The Enemy Within: How the ANC lost the battle against corruption
- Author: Mpumelelo Mkhabela
- Language: English
- Subject: African National Congress, Corruption in South Africa, Politics of South Africa
- Genre: Non-fiction
- Publisher: Tafelberg
- Publication date: July 2022
- Publication place: South Africa
- Pages: 208
- ISBN: 9780624091226

= The Enemy Within (Mkhabela book) =

2022 non-fiction book by Mpumelelo Mkhabela

The Enemy Within: How the ANC lost the battle against corruption (2022) is a book by Mpumelelo Mkhabela, a South African journalist and political analyst. The book is an account of how corruption entrenched itself within South Africa's governing party, the African National Congress (ANC) and the party's failed efforts to fight it.

== Synopsis ==

The book starts with an introductory account of how the ANC dealt with one of the first serious incidents of corruption the party had to deal with following its ascent to power; the expulsion of Bantu Holomisa from the ANC after requesting that the former Transkei Prime Minister and ANC Minister for Public Enterprises, Stella Sigcau be investigated for corruption.

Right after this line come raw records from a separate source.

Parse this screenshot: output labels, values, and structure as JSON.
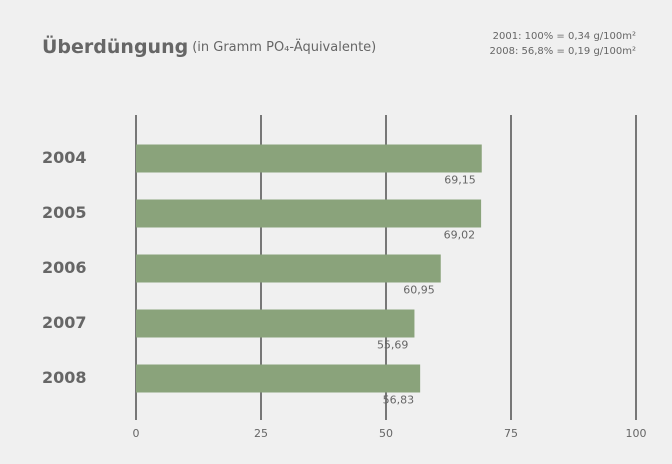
{
  "chart_data": {
    "type": "bar",
    "orientation": "horizontal",
    "title": "Überdüngung",
    "subtitle": "(in Gramm PO₄-Äquivalente)",
    "notes": [
      "2001: 100% = 0,34 g/100m²",
      "2008: 56,8% = 0,19 g/100m²"
    ],
    "categories": [
      "2004",
      "2005",
      "2006",
      "2007",
      "2008"
    ],
    "values": [
      69.15,
      69.02,
      60.95,
      55.69,
      56.83
    ],
    "value_labels": [
      "69,15",
      "69,02",
      "60,95",
      "55,69",
      "56,83"
    ],
    "color": "#8aa37b",
    "xlim": [
      0,
      100
    ],
    "xticks": [
      0,
      25,
      50,
      75,
      100
    ],
    "grid": true
  }
}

Mkhabela focuses on the ANC's "new cadre" policy wherein loyal party members were deployed in important positions in government and state-owned enterprises; what the long-term impact of this policy was and how it greatly contributed to the growth of corruption within the party. Mkhabela does this by detailing a number of well-publicised ANC corruption scandals that occurred during the presidencies of Nelson Mandela, Thabo Mbeki, Jacob Zuma, and Cyril Ramaphosa. These scandals include the Tony Yengeni controversy, the disbandment of the Scorpions, the Gupta family, Jackie Selebi, and corruption within the Zuma administration generally.

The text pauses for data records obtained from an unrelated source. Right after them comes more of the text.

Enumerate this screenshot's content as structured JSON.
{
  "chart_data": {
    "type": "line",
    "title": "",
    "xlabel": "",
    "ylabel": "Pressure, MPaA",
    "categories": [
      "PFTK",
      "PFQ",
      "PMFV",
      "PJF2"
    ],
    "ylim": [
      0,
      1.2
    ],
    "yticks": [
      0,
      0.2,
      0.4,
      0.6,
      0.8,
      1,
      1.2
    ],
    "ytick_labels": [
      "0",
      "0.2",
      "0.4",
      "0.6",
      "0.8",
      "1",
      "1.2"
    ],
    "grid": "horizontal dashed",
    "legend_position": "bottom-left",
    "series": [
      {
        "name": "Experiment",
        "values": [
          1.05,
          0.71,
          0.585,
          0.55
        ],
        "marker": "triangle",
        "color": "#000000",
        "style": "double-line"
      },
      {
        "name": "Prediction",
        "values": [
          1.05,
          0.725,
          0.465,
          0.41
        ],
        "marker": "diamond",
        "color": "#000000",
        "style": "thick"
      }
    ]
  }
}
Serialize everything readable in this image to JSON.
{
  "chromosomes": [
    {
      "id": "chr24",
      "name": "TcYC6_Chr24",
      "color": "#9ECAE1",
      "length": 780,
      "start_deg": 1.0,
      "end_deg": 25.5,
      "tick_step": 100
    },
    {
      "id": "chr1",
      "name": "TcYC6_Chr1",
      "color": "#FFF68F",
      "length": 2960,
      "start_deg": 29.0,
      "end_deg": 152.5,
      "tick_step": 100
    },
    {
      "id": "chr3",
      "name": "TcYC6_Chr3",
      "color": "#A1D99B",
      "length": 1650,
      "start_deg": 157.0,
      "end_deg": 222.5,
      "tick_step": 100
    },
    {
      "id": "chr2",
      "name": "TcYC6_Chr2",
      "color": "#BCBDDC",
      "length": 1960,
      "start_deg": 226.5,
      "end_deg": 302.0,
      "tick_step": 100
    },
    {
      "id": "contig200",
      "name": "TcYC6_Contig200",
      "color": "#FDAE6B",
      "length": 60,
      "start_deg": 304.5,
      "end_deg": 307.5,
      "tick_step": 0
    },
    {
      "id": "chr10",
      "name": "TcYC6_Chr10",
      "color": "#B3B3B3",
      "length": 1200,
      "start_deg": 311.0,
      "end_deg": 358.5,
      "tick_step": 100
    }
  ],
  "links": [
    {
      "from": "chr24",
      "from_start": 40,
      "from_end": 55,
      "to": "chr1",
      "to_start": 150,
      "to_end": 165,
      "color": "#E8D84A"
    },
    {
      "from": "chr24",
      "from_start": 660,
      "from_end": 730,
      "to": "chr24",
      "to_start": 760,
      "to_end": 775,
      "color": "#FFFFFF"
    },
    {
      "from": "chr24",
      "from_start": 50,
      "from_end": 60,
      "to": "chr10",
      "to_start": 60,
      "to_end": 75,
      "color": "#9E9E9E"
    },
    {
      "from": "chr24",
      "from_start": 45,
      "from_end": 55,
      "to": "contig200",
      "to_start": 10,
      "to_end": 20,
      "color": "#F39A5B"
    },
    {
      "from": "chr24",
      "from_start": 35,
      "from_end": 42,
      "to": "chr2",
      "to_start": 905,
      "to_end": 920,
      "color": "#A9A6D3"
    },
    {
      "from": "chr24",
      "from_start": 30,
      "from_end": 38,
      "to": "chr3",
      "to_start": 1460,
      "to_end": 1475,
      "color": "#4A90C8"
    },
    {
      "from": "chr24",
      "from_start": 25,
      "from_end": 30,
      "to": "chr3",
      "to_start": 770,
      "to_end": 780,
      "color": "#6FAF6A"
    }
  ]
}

In the book, Mkhabela argues that by tolerating corrupt practices and shielding ANC members accused of corruption from prosecution or accountability the party allowed corruption to become entrenched in the party and, by extension, in the South African government. Mkhabela also points out how, paradoxically, the presidency of Jacob Zuma was the most vocal about fighting corruption within the ANC even though it was also regarded as the most corrupt. The book ends with asking if South Africa will be able to deal with corruption before it destroys the country.

== Reception ==

Political scientist, poet and ANC member Keith Gottschalk described the book as "the latest in a cascade of publications over the last decade that record corruption and theft by leading politicians in the country’s ruling party" and stated that in a less free or democratic society the author of such a book would be arrested and harassed. The South African political news website Polity states that the book "tells a fascinating and gripping story, starting with Mandela" of how corruption grew in South Africa.